SLP-based reduction vectorization

Thu Jan 24 10:48:00 GMT 2019

On Mon, Jan 21, 2019 at 2:20 PM Anton Youdkevitch
<anton.youdkevitch@bell-sw.com> wrote:
>
> Here is the prototype for doing vectorized reduction
> using SLP approach. I would appreciate feedback if this
> is a feasible approach and if overall the direction is
> right.
>
> The idea is to vectorize reduction like this
>
> S = A[0]+A[1]+...A[N];
>
> into
>
> Sv = Av[0]+Av[1]+...+Av[N/VL];
>
>
> So that, for instance, the following code:
>
> typedef double T;
> T sum;
>
> void foo (T*  __restrict__ a)
> {
>         sum = a[0]+ a[1] + a[2]+ a[3] + a[4]+ a[5] + a[6]+ a[7];
> }
>
>
> instead of:
>
> foo:
> .LFB23:
>         .cfi_startproc
>         movsd   (%rdi), %xmm0
>         movsd   16(%rdi), %xmm1
>         addsd   8(%rdi), %xmm0
>         addsd   24(%rdi), %xmm1
>         addsd   %xmm1, %xmm0
>         movsd   32(%rdi), %xmm1
>         addsd   40(%rdi), %xmm1
>         addsd   %xmm1, %xmm0
>         movsd   48(%rdi), %xmm1
>         addsd   56(%rdi), %xmm1
>         addsd   %xmm1, %xmm0
>         movsd   %xmm0, sum2(%rip)
>         ret
>         .cfi_endproc
>
>
> be compiled into:
>
> foo:
> .LFB11:
>         .cfi_startproc
>         movupd  32(%rdi), %xmm0
>         movupd  48(%rdi), %xmm3
>         movupd  (%rdi), %xmm1
>         movupd  16(%rdi), %xmm2
>         addpd   %xmm3, %xmm0
>         addpd   %xmm2, %xmm1
>         addpd   %xmm1, %xmm0
>         haddpd  %xmm0, %xmm0
>         movlpd  %xmm0, sum(%rip)
>         ret
>         .cfi_endproc
>
>
> As this is a very crude prototype there are some things
> to consider.
>
> 1. As the current SLP framework assumes presence of
> group stores I cannot use directly it as reduction
> does not require group stores (or even stores at all),
> so, I'm partially using the existing functionality but
> sometimes I have to create a stripped down version
> of it for my own needs;
>
> 2. The current version considers only PLUS reduction
> as it is encountered most often and therefore is the
> most practical;
>
> 3. While normally SLP transformation should operate
> inside single basic block this requirement greatly
> restricts it's practical application as in a code
> complex enough there will be vectorizable subexpressions
> defined in basic block(s) different from that where the
> reduction result resides. However, for the sake of
> simplicity only single uses in the same block are
> considered now;
>
> 4. For the same sake the current version does not deal
> with partial reductions which would require partial sum
> merging and careful removal of the scalars that participate
> in the vector part. The latter gets done automatically
> by DCE in the case of full reduction vectorization;
>
> 5. There is no cost model yet for the reasons mentioned
> in the paragraphs 3 and 4.

First sorry for the late response.

No, I don't think your approach of bypassing the "rest"
is OK.  I've once started to implement BB reduction
support but somehow got distracted IIRC.  Your testcase
(and the prototype I worked on) still has a (scalar non-grouped)
store which can be keyed on in SLP discovery phase.

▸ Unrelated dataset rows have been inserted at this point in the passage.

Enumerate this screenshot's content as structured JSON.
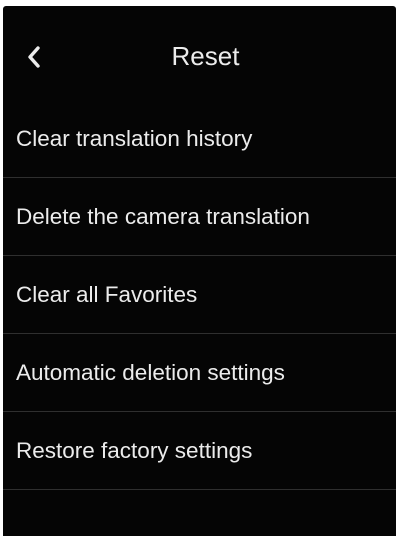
{
  "header": {
    "title": "Reset",
    "back_icon": "chevron-left-icon"
  },
  "menu": {
    "items": [
      {
        "label": "Clear translation history"
      },
      {
        "label": "Delete the camera translation"
      },
      {
        "label": "Clear all Favorites"
      },
      {
        "label": "Automatic deletion settings"
      },
      {
        "label": "Restore factory settings"
      }
    ]
  },
  "colors": {
    "background": "#050505",
    "text": "#ececec",
    "divider": "#2f2f2f"
  }
}
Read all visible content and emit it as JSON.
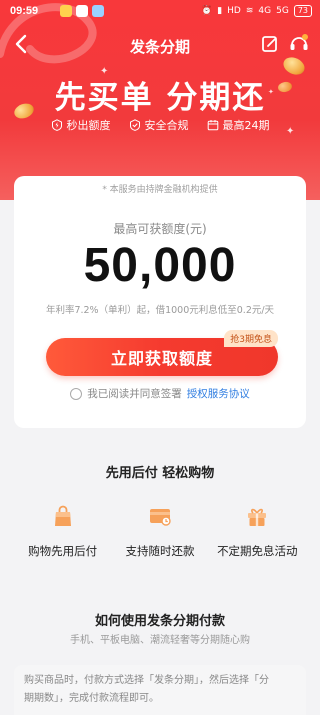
{
  "status_bar": {
    "time": "09:59",
    "network": "HD",
    "signal_1": "4G",
    "signal_2": "5G",
    "battery": "73"
  },
  "nav": {
    "title": "发条分期"
  },
  "hero": {
    "slogan": "先买单 分期还",
    "features": [
      {
        "icon": "lightning-badge-icon",
        "label": "秒出额度"
      },
      {
        "icon": "shield-check-icon",
        "label": "安全合规"
      },
      {
        "icon": "calendar-icon",
        "label": "最高24期"
      }
    ]
  },
  "card": {
    "notice": "* 本服务由持牌金融机构提供",
    "limit_label": "最高可获额度(元)",
    "amount": "50,000",
    "rate_text": "年利率7.2%（单利）起，借1000元利息低至0.2元/天",
    "cta_label": "立即获取额度",
    "cta_badge": "抢3期免息",
    "agree_text": "我已阅读并同意签署",
    "agree_link": "授权服务协议"
  },
  "benefits": {
    "title": "先用后付 轻松购物",
    "items": [
      {
        "icon": "shopping-bag-icon",
        "label": "购物先用后付"
      },
      {
        "icon": "repay-card-icon",
        "label": "支持随时还款"
      },
      {
        "icon": "gift-icon",
        "label": "不定期免息活动"
      }
    ]
  },
  "howto": {
    "title": "如何使用发条分期付款",
    "subtitle": "手机、平板电脑、潮流轻奢等分期随心购",
    "line1": "购买商品时，付款方式选择「发条分期」，然后选择「分",
    "line2": "期期数」，完成付款流程即可。"
  },
  "colors": {
    "brand_red": "#f23a3c",
    "cta_red": "#f53a2f",
    "link_blue": "#2f7de1",
    "icon_orange": "#f5a35c"
  }
}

You should be able to "re-use" (by a lot of refactoring I guess)
the reduction finding code (vect_is_slp_reduction) to see
wheter such a store is fed by a reduction chain.  Note that
if you adjust the testcase to have

 sum[0] = a[0] + ... + a[n];
 sum[1] = b[0] + ... + b[n];

then you'll have a grouped store fed by reductions.  You
can also consider

 for (i = ...)
  {
     sum[i] = a[i*4] + a[i*4+1] + a[i*4+2] + a[i*4+3];
  }

which we should be able to handle.

So the whole problem of doing BB reductions boils down
to SLP tree discovery, the rest should be more straight-forward
(of course code-gen needs to be adapted for the non-loop case
as well).

It's not the easiest problem you try to tackle btw ;)  May
I suggest you become familiar with the code by BB vectorizing
vector CONSTRUCTORs instead?

typedef int v4si __attribute__((vector_size(16)));

v4si foo (int *i, *j)
{
  return (v4si) { i[0] + j[0], i[1] + j[1], i[2] + j[2], i[3] + j[3] };
}

it has the same SLP discovery "issue", this time somewhat
easier as a CONSTRUCTOR directly plays the role of the
"grouped store".

Richard.

> Thanks in advance.
>
> --
>   Anton